Les résultats de l’enquête indiquent une classe croissante d’acheteurs hybrides qui achètent de la nourriture à la fois en personne et en ligne, et que les achats en ligne sont un complément plutôt qu’un substitut aux achats en personne, a déclaré Ellison. Les supermarchés devront examiner leurs stratégies de marketing et interagir avec les consommateurs de manière à les amener à acheter avec l’entreprise pour les deux expériences, a-t-il déclaré.

Avant la pandémie, les Américains dépensaient plus de la moitié de leurs dollars alimentaires en aliments consommés hors de chez eux, ont écrit les chercheurs. Alors que les États restreignaient l’accès aux restaurants, ils se sont tournés vers davantage de plats à emporter, environ 80 % des restaurants à service complet ajoutant des options de ramassage en bordure de rue.

Les commandes à emporter ont culminé en décembre 2020, mais il s’agissait d’une activité courante sur les trois périodes, selon les résultats de l’enquête.

Un peu moins d’un tiers des participants à l’enquête ont déclaré avoir mangé à l’intérieur et à l’extérieur dans des restaurants en septembre 2020. Le taux de repas à l’intérieur a augmenté au fil des périodes, avec une augmentation notable en mars 2020. 2021, tandis que les repas à l’extérieur ont connu une baisse constante au cours de ces périodes.

Les jeunes participants à l’enquête, âgés de 18 à 34 ans, étaient beaucoup plus susceptibles de manger dans un restaurant, à l’intérieur et à l’extérieur, que les personnes plus âgées, âgées de 55 ans et plus. Les tarifs des repas à l’intérieur ont diminué en décembre 2020 pour les 55 ans et plus. Il a également diminué de manière significative dans le Midwest en décembre 2020, par rapport aux autres régions du pays.

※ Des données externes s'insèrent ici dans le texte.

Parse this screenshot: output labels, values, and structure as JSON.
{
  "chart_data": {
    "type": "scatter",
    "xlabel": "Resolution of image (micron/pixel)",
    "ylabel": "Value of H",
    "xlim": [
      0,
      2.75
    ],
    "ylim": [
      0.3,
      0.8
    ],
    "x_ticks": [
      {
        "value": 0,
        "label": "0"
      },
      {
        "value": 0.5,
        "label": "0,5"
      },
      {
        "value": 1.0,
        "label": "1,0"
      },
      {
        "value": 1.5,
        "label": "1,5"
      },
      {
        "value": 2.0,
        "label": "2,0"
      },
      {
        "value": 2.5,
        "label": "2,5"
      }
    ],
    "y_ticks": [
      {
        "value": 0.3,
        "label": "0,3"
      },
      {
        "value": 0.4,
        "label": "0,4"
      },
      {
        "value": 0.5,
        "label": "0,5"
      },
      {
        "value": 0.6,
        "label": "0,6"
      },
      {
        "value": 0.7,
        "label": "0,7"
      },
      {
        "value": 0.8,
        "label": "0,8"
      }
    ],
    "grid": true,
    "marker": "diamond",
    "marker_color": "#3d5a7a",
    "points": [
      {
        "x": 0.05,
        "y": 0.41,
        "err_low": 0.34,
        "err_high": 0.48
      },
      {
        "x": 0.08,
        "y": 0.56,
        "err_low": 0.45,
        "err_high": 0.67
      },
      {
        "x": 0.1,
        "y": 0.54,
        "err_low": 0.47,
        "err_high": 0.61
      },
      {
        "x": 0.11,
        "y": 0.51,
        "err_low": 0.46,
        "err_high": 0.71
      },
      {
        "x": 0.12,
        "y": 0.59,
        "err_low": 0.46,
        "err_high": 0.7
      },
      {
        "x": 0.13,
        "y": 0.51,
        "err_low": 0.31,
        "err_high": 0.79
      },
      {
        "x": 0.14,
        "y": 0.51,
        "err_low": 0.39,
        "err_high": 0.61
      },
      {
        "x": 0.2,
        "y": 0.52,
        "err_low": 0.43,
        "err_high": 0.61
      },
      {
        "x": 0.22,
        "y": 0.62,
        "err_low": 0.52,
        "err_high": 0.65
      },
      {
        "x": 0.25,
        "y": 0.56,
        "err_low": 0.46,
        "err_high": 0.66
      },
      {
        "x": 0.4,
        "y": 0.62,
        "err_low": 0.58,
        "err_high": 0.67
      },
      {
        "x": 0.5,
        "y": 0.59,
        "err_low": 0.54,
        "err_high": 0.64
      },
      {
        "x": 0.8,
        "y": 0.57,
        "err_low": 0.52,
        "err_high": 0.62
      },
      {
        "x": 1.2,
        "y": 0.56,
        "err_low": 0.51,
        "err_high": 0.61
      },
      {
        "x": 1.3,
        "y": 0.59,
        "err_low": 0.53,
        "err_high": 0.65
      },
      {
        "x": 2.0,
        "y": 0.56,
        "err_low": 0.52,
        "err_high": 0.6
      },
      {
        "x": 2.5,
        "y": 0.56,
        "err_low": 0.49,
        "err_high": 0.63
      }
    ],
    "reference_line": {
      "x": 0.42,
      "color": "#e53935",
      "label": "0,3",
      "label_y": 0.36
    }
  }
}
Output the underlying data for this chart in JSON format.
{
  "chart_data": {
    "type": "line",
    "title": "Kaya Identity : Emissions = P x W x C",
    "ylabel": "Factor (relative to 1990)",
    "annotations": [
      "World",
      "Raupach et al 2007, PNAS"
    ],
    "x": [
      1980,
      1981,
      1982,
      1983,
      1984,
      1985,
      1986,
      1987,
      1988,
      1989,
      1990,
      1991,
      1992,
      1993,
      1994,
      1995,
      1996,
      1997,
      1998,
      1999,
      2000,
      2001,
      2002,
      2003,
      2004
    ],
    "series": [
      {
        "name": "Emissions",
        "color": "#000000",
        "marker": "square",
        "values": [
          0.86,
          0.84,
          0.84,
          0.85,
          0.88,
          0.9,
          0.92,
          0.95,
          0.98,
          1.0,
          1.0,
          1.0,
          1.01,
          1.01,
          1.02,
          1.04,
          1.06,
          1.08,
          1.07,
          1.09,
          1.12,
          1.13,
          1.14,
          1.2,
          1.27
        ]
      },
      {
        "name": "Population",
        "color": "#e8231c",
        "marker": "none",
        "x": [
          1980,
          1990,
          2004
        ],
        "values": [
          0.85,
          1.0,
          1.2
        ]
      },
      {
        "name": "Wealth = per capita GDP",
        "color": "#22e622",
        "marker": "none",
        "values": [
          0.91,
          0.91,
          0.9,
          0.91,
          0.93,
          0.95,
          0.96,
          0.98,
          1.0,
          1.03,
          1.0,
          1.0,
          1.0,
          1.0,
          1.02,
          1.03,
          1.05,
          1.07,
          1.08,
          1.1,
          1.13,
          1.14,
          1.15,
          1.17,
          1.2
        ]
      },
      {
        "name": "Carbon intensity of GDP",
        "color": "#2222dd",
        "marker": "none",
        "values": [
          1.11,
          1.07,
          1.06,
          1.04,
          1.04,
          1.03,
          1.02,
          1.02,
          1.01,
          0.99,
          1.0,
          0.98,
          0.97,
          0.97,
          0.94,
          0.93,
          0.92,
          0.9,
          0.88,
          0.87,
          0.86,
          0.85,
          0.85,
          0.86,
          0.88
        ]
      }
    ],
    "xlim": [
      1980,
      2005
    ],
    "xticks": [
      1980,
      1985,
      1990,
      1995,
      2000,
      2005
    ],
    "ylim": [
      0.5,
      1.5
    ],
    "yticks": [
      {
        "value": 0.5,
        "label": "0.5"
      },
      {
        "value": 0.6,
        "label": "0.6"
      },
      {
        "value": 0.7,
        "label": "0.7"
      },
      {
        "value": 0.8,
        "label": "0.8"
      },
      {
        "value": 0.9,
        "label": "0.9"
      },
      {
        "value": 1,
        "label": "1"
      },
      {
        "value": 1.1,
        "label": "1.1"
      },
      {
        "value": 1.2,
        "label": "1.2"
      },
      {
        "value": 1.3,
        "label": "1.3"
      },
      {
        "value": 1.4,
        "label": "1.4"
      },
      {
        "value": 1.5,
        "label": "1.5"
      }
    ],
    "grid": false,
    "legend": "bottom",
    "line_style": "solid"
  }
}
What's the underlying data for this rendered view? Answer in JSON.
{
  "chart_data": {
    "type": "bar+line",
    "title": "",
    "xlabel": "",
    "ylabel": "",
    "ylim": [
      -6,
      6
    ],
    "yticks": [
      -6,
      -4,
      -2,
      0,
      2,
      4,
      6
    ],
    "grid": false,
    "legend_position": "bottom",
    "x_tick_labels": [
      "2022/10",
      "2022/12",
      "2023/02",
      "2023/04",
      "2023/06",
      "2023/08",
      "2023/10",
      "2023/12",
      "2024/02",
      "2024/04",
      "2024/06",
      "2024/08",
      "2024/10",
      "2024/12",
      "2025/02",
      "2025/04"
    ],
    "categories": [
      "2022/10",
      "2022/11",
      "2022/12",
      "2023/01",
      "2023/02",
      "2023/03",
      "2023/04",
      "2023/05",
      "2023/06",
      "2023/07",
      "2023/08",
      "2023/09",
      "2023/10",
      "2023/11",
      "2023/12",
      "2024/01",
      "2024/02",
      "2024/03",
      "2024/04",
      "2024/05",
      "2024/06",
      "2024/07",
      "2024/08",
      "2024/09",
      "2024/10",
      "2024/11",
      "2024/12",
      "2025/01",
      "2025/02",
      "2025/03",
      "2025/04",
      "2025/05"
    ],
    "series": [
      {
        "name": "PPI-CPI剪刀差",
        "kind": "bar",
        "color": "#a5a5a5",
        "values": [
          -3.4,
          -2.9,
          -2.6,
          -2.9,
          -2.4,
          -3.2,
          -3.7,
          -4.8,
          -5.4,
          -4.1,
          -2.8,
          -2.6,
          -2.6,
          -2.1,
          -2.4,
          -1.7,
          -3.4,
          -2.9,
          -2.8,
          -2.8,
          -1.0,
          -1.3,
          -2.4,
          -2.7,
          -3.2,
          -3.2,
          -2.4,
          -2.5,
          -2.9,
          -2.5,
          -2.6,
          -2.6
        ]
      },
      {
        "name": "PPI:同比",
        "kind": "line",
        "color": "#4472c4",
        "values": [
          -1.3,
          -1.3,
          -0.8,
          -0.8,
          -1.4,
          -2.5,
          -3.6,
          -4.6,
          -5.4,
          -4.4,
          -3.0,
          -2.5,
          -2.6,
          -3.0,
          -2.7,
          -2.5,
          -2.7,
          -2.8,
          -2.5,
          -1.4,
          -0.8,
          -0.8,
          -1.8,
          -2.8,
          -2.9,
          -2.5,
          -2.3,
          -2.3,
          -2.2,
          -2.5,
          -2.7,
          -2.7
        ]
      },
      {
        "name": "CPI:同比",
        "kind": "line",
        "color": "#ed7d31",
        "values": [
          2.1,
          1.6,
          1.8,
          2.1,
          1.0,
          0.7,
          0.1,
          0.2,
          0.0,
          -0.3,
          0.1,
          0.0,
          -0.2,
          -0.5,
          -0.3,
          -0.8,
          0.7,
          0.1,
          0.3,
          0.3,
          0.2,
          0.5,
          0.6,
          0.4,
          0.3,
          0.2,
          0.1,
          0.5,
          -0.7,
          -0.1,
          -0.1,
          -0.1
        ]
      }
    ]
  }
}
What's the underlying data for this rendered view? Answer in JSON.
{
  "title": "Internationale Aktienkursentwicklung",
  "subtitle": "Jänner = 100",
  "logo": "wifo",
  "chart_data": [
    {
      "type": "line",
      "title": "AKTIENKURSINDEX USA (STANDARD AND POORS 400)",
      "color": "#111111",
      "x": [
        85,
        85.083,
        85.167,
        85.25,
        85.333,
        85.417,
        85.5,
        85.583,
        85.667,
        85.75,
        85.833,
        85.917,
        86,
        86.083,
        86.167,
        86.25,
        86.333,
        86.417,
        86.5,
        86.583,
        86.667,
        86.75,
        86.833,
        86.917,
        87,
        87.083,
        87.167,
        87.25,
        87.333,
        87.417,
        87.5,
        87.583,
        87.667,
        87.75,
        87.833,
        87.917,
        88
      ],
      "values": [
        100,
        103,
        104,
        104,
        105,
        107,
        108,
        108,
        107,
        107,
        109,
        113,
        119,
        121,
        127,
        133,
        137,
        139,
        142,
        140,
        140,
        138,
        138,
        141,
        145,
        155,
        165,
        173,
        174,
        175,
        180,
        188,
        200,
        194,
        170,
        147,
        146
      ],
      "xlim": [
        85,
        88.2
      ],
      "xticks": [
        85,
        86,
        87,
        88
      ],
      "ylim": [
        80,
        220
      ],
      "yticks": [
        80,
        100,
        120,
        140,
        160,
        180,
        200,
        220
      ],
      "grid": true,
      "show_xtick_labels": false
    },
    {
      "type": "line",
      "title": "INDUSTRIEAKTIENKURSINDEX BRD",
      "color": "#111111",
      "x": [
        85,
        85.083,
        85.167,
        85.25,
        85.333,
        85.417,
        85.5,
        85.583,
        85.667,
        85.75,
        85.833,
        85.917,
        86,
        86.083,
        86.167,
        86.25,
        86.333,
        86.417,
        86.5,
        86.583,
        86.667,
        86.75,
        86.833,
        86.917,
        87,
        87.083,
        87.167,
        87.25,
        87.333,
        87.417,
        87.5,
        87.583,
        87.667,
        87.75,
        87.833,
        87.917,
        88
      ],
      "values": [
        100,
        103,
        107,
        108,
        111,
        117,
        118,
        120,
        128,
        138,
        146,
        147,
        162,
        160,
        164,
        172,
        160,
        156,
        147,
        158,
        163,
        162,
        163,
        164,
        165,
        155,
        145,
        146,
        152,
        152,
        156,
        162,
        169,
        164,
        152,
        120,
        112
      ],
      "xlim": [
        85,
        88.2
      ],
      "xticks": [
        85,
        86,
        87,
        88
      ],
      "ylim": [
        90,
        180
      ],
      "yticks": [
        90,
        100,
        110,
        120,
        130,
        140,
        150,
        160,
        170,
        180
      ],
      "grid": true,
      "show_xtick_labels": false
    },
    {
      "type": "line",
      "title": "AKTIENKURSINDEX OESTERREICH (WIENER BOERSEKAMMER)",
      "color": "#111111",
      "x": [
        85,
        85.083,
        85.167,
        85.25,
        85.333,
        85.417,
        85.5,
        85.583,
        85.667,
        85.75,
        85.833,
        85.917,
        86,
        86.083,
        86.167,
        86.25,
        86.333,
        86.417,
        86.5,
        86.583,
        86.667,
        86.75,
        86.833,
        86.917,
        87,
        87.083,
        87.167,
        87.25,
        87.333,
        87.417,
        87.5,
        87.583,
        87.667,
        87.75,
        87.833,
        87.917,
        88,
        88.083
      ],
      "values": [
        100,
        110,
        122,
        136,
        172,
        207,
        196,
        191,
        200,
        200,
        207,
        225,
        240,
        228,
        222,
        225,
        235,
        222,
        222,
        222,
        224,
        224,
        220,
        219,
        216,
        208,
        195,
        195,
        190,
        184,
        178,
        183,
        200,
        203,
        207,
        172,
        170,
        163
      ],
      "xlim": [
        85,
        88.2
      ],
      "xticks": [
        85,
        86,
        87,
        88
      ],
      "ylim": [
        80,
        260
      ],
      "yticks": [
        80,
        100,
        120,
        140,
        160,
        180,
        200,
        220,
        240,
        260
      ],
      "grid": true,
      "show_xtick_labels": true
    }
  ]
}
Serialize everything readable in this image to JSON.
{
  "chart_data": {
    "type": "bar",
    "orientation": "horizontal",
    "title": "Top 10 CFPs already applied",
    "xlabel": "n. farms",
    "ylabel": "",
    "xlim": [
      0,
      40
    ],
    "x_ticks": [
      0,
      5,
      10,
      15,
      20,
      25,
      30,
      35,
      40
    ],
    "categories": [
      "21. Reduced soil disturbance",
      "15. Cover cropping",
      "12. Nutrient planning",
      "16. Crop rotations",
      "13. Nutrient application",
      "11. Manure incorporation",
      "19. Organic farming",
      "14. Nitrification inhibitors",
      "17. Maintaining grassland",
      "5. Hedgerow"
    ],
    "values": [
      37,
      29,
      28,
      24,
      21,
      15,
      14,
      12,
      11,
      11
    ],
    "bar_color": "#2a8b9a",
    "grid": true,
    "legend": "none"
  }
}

Les restaurants étaient les plus vulnérables aux poussées de COVID-19, avec des taux de repas sur place plus variables. Ils doivent trouver des moyens pour que les gens se sentent à l’aise de retourner au restaurant, ont déclaré les chercheurs, ainsi que des options lorsque les gens ne se sentent pas en sécurité pour manger à l’intérieur – par exemple, encourager les repas en plein air en fermant les rues, comme ils l’ont fait. Certaines villes. Ils doivent également se vendre à ceux qui sont plus disposés à dîner au restaurant.

Ocepek et Ellison prévoient d’utiliser les données de l’enquête pour répondre à d’autres questions sur les achats de nourriture, y compris des façons plus spécifiques dont le comportement d’achat a changé. Ils veulent savoir si les acheteurs font moins de déplacements hebdomadaires à l’épicerie qu’avant la pandémie, s’ils comparent les achats dans plusieurs magasins ou ne visitent qu’un seul magasin, et quels articles ils achètent en personne et en ligne. Ils s’intéressent également aux réactions émotionnelles des consommateurs face aux achats.

« Tout le monde a des sentiments à propos de l’épicerie. Cela crée un environnement vraiment formidable pour mieux comprendre notre culture et notre société », a déclaré Ocepek.